Alors merci à toutes celles et ceux qui se sont mobilisés, ont partagé, signé, expliqué.
Et maintenant ? Continuer à avancer ensemble
Oui, cette victoire mérite d’être célébrée.
Mais elle nous rappelle aussi que rien n’est jamais définitivement acquis.
Des discussions sont toujours en cours au niveau européen, notamment sur la fiscalité des e-liquides.
Et dans plusieurs pays, la vape est déjà surtaxée, privée d’arômes ou interdite à la vente en ligne.
Cet épisode nous le montre clairement :
- la vape est encore mal comprise
- elle peut devenir, trop vite, un débat idéologique
À nous de continuer à informer, expliquer et défendre une vape responsable.

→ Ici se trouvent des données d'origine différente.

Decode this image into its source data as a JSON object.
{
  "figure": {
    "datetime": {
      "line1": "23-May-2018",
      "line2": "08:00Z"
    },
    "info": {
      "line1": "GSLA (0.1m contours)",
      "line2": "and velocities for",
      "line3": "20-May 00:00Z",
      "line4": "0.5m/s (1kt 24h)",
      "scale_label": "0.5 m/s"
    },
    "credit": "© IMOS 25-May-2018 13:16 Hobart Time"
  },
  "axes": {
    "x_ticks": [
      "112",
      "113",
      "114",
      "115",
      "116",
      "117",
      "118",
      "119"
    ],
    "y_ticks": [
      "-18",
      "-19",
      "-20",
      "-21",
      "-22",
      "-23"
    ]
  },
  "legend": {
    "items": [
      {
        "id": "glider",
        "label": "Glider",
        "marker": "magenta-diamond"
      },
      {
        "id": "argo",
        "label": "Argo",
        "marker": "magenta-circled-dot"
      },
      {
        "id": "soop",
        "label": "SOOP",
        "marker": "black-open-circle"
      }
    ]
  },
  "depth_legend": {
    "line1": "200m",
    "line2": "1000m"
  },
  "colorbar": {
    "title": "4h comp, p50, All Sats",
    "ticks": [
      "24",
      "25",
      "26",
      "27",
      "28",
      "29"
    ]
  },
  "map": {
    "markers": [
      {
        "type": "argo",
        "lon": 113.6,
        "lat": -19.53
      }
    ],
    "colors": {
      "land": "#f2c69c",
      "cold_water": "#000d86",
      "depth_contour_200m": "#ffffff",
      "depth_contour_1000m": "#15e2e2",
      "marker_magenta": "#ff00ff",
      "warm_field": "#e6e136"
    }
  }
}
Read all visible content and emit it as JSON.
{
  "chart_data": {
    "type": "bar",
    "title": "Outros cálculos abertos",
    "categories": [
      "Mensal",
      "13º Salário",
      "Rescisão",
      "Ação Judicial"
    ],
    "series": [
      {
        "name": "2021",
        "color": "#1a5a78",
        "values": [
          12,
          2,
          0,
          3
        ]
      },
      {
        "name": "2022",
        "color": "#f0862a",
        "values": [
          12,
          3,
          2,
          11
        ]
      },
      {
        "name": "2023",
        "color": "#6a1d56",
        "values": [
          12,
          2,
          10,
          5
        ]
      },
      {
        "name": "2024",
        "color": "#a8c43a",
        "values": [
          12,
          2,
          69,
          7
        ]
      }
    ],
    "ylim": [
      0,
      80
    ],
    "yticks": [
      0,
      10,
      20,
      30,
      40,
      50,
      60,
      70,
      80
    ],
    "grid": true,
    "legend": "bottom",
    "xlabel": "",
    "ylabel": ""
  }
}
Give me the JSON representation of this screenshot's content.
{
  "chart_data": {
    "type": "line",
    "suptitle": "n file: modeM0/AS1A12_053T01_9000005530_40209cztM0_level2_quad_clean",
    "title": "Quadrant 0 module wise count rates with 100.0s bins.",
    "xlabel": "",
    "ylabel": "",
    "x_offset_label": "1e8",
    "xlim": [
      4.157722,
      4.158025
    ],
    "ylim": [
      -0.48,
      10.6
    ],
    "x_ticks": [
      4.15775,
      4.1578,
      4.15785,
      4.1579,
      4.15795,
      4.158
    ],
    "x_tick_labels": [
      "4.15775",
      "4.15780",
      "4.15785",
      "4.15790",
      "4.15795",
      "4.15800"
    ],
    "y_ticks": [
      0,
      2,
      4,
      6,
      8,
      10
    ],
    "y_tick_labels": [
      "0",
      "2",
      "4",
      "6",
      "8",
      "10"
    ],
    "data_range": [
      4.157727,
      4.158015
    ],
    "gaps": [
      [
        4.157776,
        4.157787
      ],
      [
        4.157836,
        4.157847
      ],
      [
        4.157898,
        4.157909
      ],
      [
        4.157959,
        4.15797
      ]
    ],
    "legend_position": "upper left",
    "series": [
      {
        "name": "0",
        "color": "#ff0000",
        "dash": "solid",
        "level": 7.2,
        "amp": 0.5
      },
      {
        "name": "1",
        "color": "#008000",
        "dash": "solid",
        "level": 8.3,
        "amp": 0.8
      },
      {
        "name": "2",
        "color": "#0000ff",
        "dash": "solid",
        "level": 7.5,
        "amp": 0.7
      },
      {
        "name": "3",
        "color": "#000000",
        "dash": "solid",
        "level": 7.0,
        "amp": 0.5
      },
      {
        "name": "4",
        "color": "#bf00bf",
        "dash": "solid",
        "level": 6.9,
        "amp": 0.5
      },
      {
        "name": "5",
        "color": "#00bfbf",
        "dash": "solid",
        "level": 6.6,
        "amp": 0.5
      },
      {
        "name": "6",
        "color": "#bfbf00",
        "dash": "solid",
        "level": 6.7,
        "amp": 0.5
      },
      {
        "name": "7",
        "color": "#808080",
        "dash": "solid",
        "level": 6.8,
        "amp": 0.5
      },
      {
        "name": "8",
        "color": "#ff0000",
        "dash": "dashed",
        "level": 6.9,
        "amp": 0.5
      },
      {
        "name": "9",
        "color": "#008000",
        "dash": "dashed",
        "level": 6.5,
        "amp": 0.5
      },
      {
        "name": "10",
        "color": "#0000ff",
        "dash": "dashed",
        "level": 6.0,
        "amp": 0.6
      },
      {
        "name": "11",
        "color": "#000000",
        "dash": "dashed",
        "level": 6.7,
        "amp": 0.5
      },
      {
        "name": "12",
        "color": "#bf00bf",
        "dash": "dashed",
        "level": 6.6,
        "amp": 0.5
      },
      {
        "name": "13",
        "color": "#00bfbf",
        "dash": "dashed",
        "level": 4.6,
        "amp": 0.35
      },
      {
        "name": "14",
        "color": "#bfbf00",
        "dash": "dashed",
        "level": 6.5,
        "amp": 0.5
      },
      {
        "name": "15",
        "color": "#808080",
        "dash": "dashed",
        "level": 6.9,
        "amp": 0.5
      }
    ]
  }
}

Une victoire, un cap, une ambition
La suppression de l’article 23 est une excellente nouvelle.
Pour les vapoteurs.
Pour les professionnels.
Pour la santé publique.
Célébrons cette étape.
Et continuons, ensemble, à faire de la vape le choix n°1 des Français pour arrêter de fumer.
Parce qu’une vape accessible, encadrée et comprise, c’est moins de cigarettes, et plus de liberté de choix.